Is two-factor authentication still reliable?
Reading the above, you may be asking yourself: is two-factor authentication still reliable? Actually, yes; it is infinitely more reliable than a simple password. However, in order to deal with possible circumvention, it is vitally important to strengthen it with additional measures.
Moving towards multi-factor authentication
To strengthen access security, it is possible to implement a series of verification factors by adopting multi-factor authentication (MFA). Multi-factor authentication requires the use of multiple pieces of evidence to grant access to the entity (a person or machine) that is logging in.
These factors are classified into three categories in the official recommendations of the French agency ANSSI, and can be of different kinds, such as:
- Knowledge factors, such as a password or a security question;
- Possession factors, i.e. a physical (smart card, SecurID key) or digital (phone, mobile application) security token that generates a unique one-time code (OTP);
- Inherent factors, such as biometrics, i.e. DNA, fingerprints, retinal prints, facial recognition, voice recognition.

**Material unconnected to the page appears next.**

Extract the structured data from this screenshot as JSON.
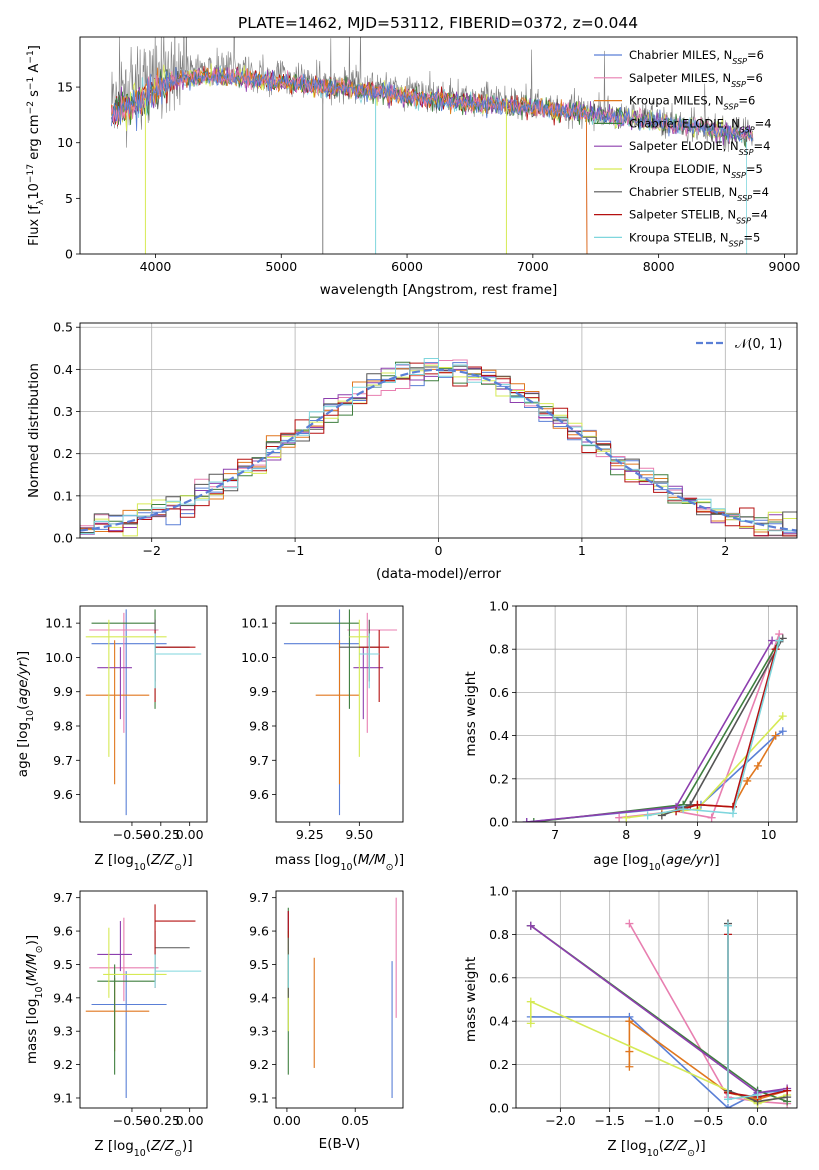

Moving towards stronger communication channels
Several solutions have already emerged to improve security yet further. These include “out-of-band” authentication (OOBA), which requires user verification via two different communication channels. In this case, one factor could be sent via an Ethernet network, for example, while another would be sent via the 4G network. Channel separation for increased security. Another possibility is the use of “deep voice detection” technology, which can detect voices generated by AI. However, the use of such techniques is still limited, due to the cost of implementing them.

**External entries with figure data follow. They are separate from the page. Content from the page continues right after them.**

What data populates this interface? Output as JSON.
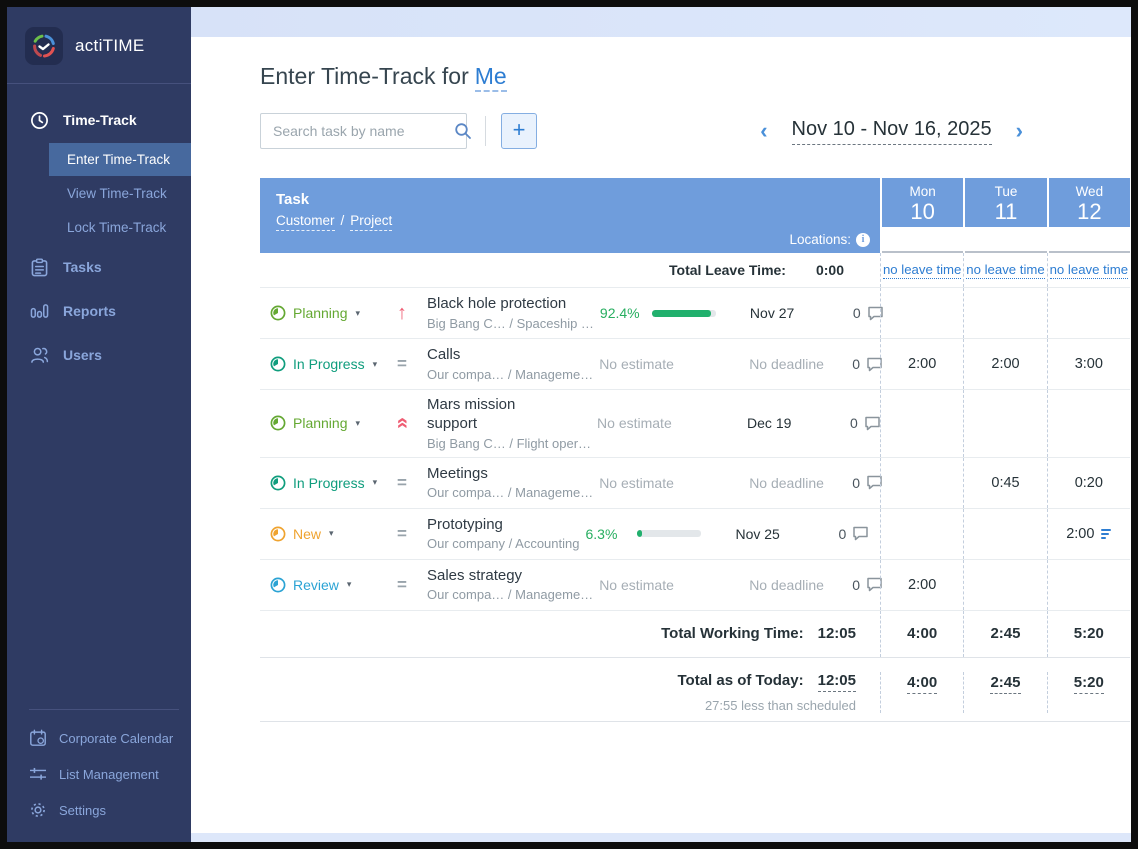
{
  "app": {
    "logo_text": "actiTIME"
  },
  "sidebar": {
    "nav": [
      {
        "label": "Time-Track",
        "icon": "clock-icon",
        "active": true,
        "children": [
          {
            "label": "Enter Time-Track",
            "active": true
          },
          {
            "label": "View Time-Track"
          },
          {
            "label": "Lock Time-Track"
          }
        ]
      },
      {
        "label": "Tasks",
        "icon": "tasks-icon"
      },
      {
        "label": "Reports",
        "icon": "reports-icon"
      },
      {
        "label": "Users",
        "icon": "users-icon"
      }
    ],
    "footer": [
      {
        "label": "Corporate Calendar",
        "icon": "calendar-icon"
      },
      {
        "label": "List Management",
        "icon": "sliders-icon"
      },
      {
        "label": "Settings",
        "icon": "gear-icon"
      }
    ],
    "collapse_glyph": "‹"
  },
  "header": {
    "title": "Enter Time-Track for",
    "subject": "Me"
  },
  "toolbar": {
    "search_placeholder": "Search task by name",
    "add_button": "+"
  },
  "date_nav": {
    "prev": "‹",
    "range": "Nov 10 - Nov 16, 2025",
    "next": "›"
  },
  "table": {
    "head": {
      "task": "Task",
      "customer": "Customer",
      "sep": "/",
      "project": "Project",
      "locations": "Locations:",
      "info": "i"
    },
    "days": [
      {
        "dow": "Mon",
        "num": "10",
        "leave": "no leave time"
      },
      {
        "dow": "Tue",
        "num": "11",
        "leave": "no leave time"
      },
      {
        "dow": "Wed",
        "num": "12",
        "leave": "no leave time"
      }
    ],
    "leave_total": {
      "label": "Total Leave Time:",
      "value": "0:00"
    },
    "rows": [
      {
        "status": "Planning",
        "status_key": "planning",
        "status_color": "#64a832",
        "priority": "up",
        "name": "Black hole protection",
        "path": "Big Bang C… / Spaceship …",
        "estimate": "92.4%",
        "progress_pct": 92.4,
        "deadline": "Nov 27",
        "comments": "0",
        "cells": [
          "",
          "",
          ""
        ]
      },
      {
        "status": "In Progress",
        "status_key": "inprogress",
        "status_color": "#0f9d7d",
        "priority": "eq",
        "name": "Calls",
        "path": "Our compa… / Manageme…",
        "estimate": "No estimate",
        "deadline": "No deadline",
        "comments": "0",
        "cells": [
          "2:00",
          "2:00",
          "3:00"
        ]
      },
      {
        "status": "Planning",
        "status_key": "planning",
        "status_color": "#64a832",
        "priority": "double-up",
        "name": "Mars mission support",
        "path": "Big Bang C… / Flight oper…",
        "estimate": "No estimate",
        "deadline": "Dec 19",
        "comments": "0",
        "cells": [
          "",
          "",
          ""
        ]
      },
      {
        "status": "In Progress",
        "status_key": "inprogress",
        "status_color": "#0f9d7d",
        "priority": "eq",
        "name": "Meetings",
        "path": "Our compa… / Manageme…",
        "estimate": "No estimate",
        "deadline": "No deadline",
        "comments": "0",
        "cells": [
          "",
          "0:45",
          "0:20"
        ]
      },
      {
        "status": "New",
        "status_key": "new",
        "status_color": "#efa32f",
        "priority": "eq",
        "name": "Prototyping",
        "path": "Our company / Accounting",
        "estimate": "6.3%",
        "progress_pct": 6.3,
        "deadline": "Nov 25",
        "comments": "0",
        "cells": [
          "",
          "",
          "2:00"
        ],
        "note_cell": 2
      },
      {
        "status": "Review",
        "status_key": "review",
        "status_color": "#2ba3d4",
        "priority": "eq",
        "name": "Sales strategy",
        "path": "Our compa… / Manageme…",
        "estimate": "No estimate",
        "deadline": "No deadline",
        "comments": "0",
        "cells": [
          "2:00",
          "",
          ""
        ]
      }
    ],
    "totals": {
      "working": {
        "label": "Total Working Time:",
        "value": "12:05",
        "cells": [
          "4:00",
          "2:45",
          "5:20"
        ]
      },
      "today": {
        "label": "Total as of Today:",
        "value": "12:05",
        "cells": [
          "4:00",
          "2:45",
          "5:20"
        ],
        "note": "27:55 less than scheduled"
      }
    }
  },
  "colors": {
    "sidebar_bg": "#2f3b63",
    "sidebar_link": "#8aa6db",
    "active_item_bg": "#47699e",
    "table_header": "#6f9ddc",
    "link_blue": "#2d7dd2",
    "progress_green": "#21b06d",
    "status_planning": "#64a832",
    "status_inprogress": "#0f9d7d",
    "status_new": "#efa32f",
    "status_review": "#2ba3d4",
    "priority_red": "#ef5d73",
    "top_strip": "#dde7fa"
  }
}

It is therefore important to be aware that 2FA – and, to a lesser extent, MFA – can be vulnerable to highly sophisticated cyberattacks. Even so, the addition of a second authentication factor – even a weak one – does not make you more vulnerable than having a single factor does. These authentication methods have therefore not become obsolete, since they can stop the majority of commonly encountered cyberattacks. The correct implementation of two-factor authentication retains a key role in ensuring a certain (high) level of access security in the company. However, the adoption of a third or even fourth authentication factor for specifically targeted groups (system administrators and other corporate VIPs) and the expansion of communication channels can further reduce authentication vulnerabilities. As is often the case, it all boils down to risk management and the level of investment needed to reduce it.